セルティックにおけるウィングの役割
【写真:Getty Images】
一方、古橋はやはりウィング起用だと輝きが鈍ってしまう。最低限のタスクはこなしていた。セルティックの戦術では、基本的に両サイドで必ず1人ずつタッチラインを踏むようなポジションを取らなければならない。ピッチの横幅をぎりぎり最大限まで活用することが目的で、セント・ジョンストン戦に関しては相手の5バックに少しでも入り込む隙間を作るために重要な役割となる。
また、ポステコグルー監督は横浜F・マリノスでもセルティックでも、ウィングの選手のスタートポジションを両サイドのタッチラインぎりぎりに設定し、両サイドバックに中盤アンカー脇まで絞った立ち位置を取らせる。

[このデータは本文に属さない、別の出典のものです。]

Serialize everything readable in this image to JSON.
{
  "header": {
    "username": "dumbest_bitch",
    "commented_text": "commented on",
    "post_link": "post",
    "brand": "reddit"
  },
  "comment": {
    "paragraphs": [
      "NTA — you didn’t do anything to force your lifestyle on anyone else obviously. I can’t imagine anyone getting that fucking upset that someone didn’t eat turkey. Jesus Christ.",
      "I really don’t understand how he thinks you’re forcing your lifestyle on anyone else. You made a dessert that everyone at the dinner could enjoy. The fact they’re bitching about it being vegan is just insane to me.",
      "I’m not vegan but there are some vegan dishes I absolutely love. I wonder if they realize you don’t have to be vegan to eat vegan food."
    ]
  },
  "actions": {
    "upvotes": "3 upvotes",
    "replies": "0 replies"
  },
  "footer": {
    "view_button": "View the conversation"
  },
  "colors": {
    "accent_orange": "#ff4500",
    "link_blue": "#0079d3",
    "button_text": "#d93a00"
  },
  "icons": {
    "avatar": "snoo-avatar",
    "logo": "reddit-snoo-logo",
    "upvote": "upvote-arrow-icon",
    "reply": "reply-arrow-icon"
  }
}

古橋は右サイドの高い位置で相手の左サイドバックを引っ張りながらボールを待っていた。パスを受けての1対1や、味方の走り込むスペース作りといった求められる仕事は、彼なりにこなしていたように思う。しかし、やはりどうしても窮屈そうな印象は拭えない。
セルティックで公式戦9得点を挙げている“ストライカー”の古橋は、スペースを自ら攻略し、味方のパスに使ってもらうことで最大限の成果を生み出せる選手なのである。
ポステコグルー監督は61分にギアコマキスを下げ、左サイドでのプレーを得意とするFWマイキー・ジョンストンを投入した。この交代にともない、左ウィングのFWジョタが右ウィングに回り、古橋は1トップに移った。
そして、勝利を決定づける1点は「ストライカー」のポジションに入った古橋のプレーによってもたらされた。
79分、セルティックは古橋の猛プレスを起点にピッチ中央で相手のパスをカットすると、すぐさまカウンターに移行する。ボールを運んだジョタはペナルティエリア手前で相手に倒されるが、粘ってボールを味方につなぎ、主審はアドバンテージを見ていた。